Очень тихо. Слышно, как, громко лязгая зубами, Васька жует сено. Заиндевевшие ресницы у Тимы крепко смерзлись, он тер рукавицей то глаза, то нос, чувствуя жгучую боль в ноздрях. Уши ломило так, словно кто-то защемил их железными пальцами.

Тиме казалось, он утопленник и сидит на дне мутной реки на черном плоском камне. И Васька тоже лежит, как утопленник, и выбраться из этой студеной реки нет сил.

Как во сне: все понимаешь, а сделать ничего не можешь, ей руки, ни ноги не слушаются, одеревенели, хотя чувствуешь, вот-вот проснешься и вырвешься из страшного сна. Только для этого надо сосредоточиться на одном: ч го хочешь проснуться.

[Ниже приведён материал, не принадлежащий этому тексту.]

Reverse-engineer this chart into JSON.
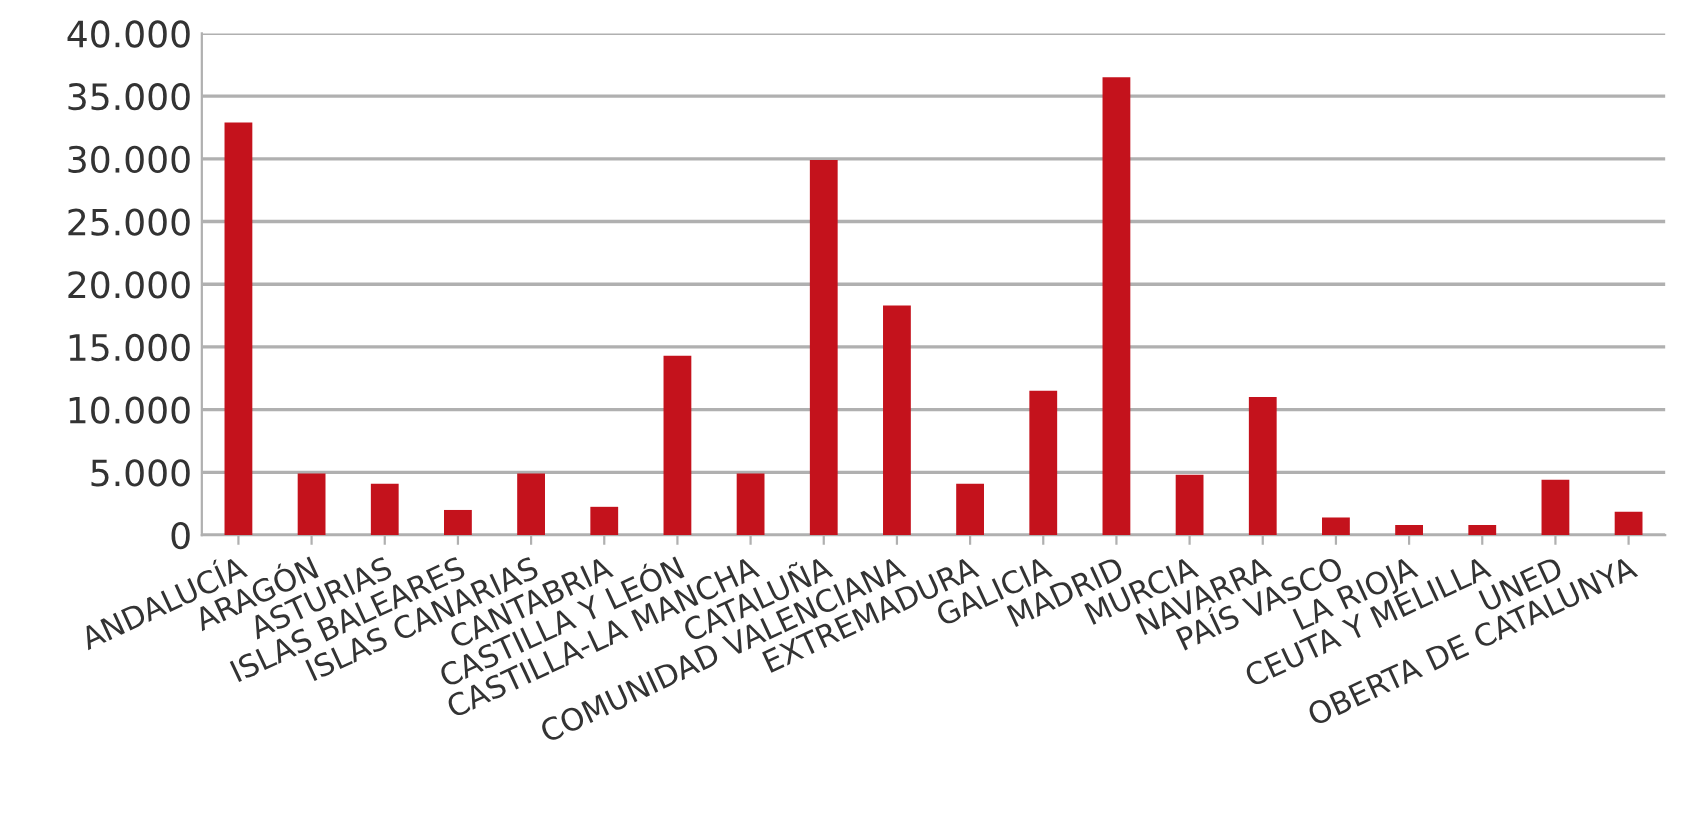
{
  "chart_data": {
    "type": "bar",
    "categories": [
      "ANDALUCÍA",
      "ARAGÓN",
      "ASTURIAS",
      "ISLAS BALEARES",
      "ISLAS CANARIAS",
      "CANTABRIA",
      "CASTILLA Y LEÓN",
      "CASTILLA-LA MANCHA",
      "CATALUÑA",
      "COMUNIDAD VALENCIANA",
      "EXTREMADURA",
      "GALICIA",
      "MADRID",
      "MURCIA",
      "NAVARRA",
      "PAÍS VASCO",
      "LA RIOJA",
      "CEUTA Y MELILLA",
      "UNED",
      "OBERTA DE CATALUNYA"
    ],
    "values": [
      32900,
      4900,
      4100,
      2000,
      4900,
      2250,
      14300,
      4900,
      29900,
      18300,
      4100,
      11500,
      36500,
      4800,
      11000,
      1400,
      800,
      800,
      4400,
      1850
    ],
    "color": "#c4121c",
    "ylim": [
      0,
      40000
    ],
    "yticks": [
      {
        "value": 0,
        "label": "0"
      },
      {
        "value": 5000,
        "label": "5.000"
      },
      {
        "value": 10000,
        "label": "10.000"
      },
      {
        "value": 15000,
        "label": "15.000"
      },
      {
        "value": 20000,
        "label": "20.000"
      },
      {
        "value": 25000,
        "label": "25.000"
      },
      {
        "value": 30000,
        "label": "30.000"
      },
      {
        "value": 35000,
        "label": "35.000"
      },
      {
        "value": 40000,
        "label": "40.000"
      }
    ],
    "grid": "y"
  }
}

И сейчас Тима тоже пробовал сосредоточиться и думать только о том, как втащить рояль на сани и доехать до детского дома, где все его давно ждут. Но что для этого нужно сделать, что? Позвать людей? В окнах темно, калитки, ворота на запоре. Все-таки можно попробовать.

Тима поднялся и пошел на негнущихся ногах. Добрался до калитки, стал к ней спиной и начал колотить ногами по доскам: бум-бум-бум - раздавалось на всю улицу.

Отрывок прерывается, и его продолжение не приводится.